Une idéologie est en train de submerger l'Europe et le monde, menaçant la démocratie et les fondements mêmes de l'État de droit, c'est-à-dire la première garantie politique de la liberté.

Elle prétend que les États-nations ne sont plus capables de gérer leurs propres affaires dans une économie moderne interdépendante et que d'autres « entités » - sociétés multinationales, « états-continents » ou unions supranationales, comme l'Europe de Bruxelles - les remplaceront inévitablement.

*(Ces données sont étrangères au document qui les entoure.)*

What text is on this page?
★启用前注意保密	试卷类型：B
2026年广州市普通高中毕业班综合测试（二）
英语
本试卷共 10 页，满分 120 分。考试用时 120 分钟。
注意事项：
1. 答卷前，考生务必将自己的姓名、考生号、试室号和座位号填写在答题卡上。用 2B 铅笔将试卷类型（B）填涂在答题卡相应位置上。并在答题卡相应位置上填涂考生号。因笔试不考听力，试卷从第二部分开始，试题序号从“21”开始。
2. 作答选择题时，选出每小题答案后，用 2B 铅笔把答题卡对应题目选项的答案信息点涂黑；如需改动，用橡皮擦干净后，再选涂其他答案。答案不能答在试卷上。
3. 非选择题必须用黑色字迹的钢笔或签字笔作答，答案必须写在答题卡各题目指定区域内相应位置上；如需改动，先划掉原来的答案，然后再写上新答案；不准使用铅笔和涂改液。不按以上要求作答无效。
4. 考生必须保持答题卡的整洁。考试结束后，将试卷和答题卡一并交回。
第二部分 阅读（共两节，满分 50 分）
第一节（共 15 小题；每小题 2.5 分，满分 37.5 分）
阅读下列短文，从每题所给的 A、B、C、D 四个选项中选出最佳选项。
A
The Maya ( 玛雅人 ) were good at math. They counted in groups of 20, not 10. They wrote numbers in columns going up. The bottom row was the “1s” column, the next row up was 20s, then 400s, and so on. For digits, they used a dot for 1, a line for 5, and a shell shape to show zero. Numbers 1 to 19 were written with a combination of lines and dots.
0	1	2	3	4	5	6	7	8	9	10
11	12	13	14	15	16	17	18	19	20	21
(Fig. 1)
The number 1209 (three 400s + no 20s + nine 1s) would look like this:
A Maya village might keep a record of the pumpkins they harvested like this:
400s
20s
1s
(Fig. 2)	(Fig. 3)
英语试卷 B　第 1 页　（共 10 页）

Cette idéologie détruit les valeurs libérales fondamentales, en confondant la constitution d'un État souverain avec les décisions de son gouvernement, et les lois garantes de la liberté avec les décisions technocratiques.

Elle ignore l'importance du sens de la communauté, essentiel s'il doit y avoir un quelconque débat démocratique et, au fond, présume que la vie politique, comme toute vie humaine, pourrait être dispensée de choix difficiles engageant la responsabilité de celui qui décide.

En Europe, on reprend souvent l'amalgame grossier selon lequel les nations, c'est le nationalisme et que celui-ci mène à la guerre. Ainsi, seules des structures supranationales pourraient empêcher ces nations de se combattre, les pays les plus puissants, au premier rang desquels l'Allemagne, devant être dissous dans les structures européennes, afin de ne plus être une menace pour les autres ou pour eux-mêmes. On voit déjà poindre les résultats de ces admirables calculs... !

Mais cette même idéologie européenne était au coeur de la pensée économique et politique fasciste et nazie de 1930 à 1940 et, comme l'idéologie européenne actuelle, elle préparait déjà la dissolution des « États-nations » et de l'ordre libéral... au nom de la « modernité ».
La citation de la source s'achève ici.